Japanese Gallery (Honkan) Room T1
February 17, 2015 (Tue) - March 15, 2015 (Sun)
This is the fifteenth annual exhibition of artworks and other items in our collection that were restored in the past year. It is an opportunity to share critical aspects of the restorations, the restoration processes, and the discoveries they made possible.
The museum strikes a balance between exhibition and conservation of cultural properties, thus allowing these properties to be passed down to future generations under the best possible conditions. The "clinical conservation" practiced at our museum is based on three concepts: (1) Analysis of the objects and their exhibition and storage environments; (2) preventive conservation, in which these environments are made suitable for the objects based on the analysis; (3) and restorative conservation, which ranges from emergency treatments such as mending breaks or preventing the peeling of pigments, to full-scale restorations involving disassembly of the objects.

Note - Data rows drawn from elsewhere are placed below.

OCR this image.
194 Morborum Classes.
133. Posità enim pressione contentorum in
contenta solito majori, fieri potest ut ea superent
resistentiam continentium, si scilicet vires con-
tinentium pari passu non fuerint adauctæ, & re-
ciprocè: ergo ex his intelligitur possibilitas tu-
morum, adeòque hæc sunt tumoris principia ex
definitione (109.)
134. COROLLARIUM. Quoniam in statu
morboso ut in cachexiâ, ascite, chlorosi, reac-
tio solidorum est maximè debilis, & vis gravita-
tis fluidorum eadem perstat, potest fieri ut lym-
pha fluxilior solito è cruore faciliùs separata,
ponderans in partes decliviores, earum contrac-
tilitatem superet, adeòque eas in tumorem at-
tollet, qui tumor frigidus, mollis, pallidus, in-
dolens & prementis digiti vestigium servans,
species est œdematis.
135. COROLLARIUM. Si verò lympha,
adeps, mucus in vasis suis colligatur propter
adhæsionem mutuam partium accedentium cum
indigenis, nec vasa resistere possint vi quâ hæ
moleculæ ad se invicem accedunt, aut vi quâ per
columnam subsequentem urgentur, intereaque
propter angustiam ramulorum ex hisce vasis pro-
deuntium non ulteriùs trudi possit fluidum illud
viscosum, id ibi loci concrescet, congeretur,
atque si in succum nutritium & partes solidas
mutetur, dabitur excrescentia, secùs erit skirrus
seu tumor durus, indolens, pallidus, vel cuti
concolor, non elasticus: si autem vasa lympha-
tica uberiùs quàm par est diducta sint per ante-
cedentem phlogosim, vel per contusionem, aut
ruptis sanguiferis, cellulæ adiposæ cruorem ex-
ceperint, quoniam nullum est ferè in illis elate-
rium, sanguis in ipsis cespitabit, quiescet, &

This year, 16 items of various genres that underwent full-scale restoration and eight texts that required partial restoration are on display. Joining these is a woodblock lent by the Imperial Household Agency Office in Kyoto. It was used to make patterned Chinese-style paper - a sample of which is also on display - for the restoration of the Cypress Trees painting exhibited in Room Two.
This exhibition aims to increase understanding of the museum's role in the exhibition and conservation of cultural properties, as well as to stimulate interest in these properties and their cultural and historical backgrounds.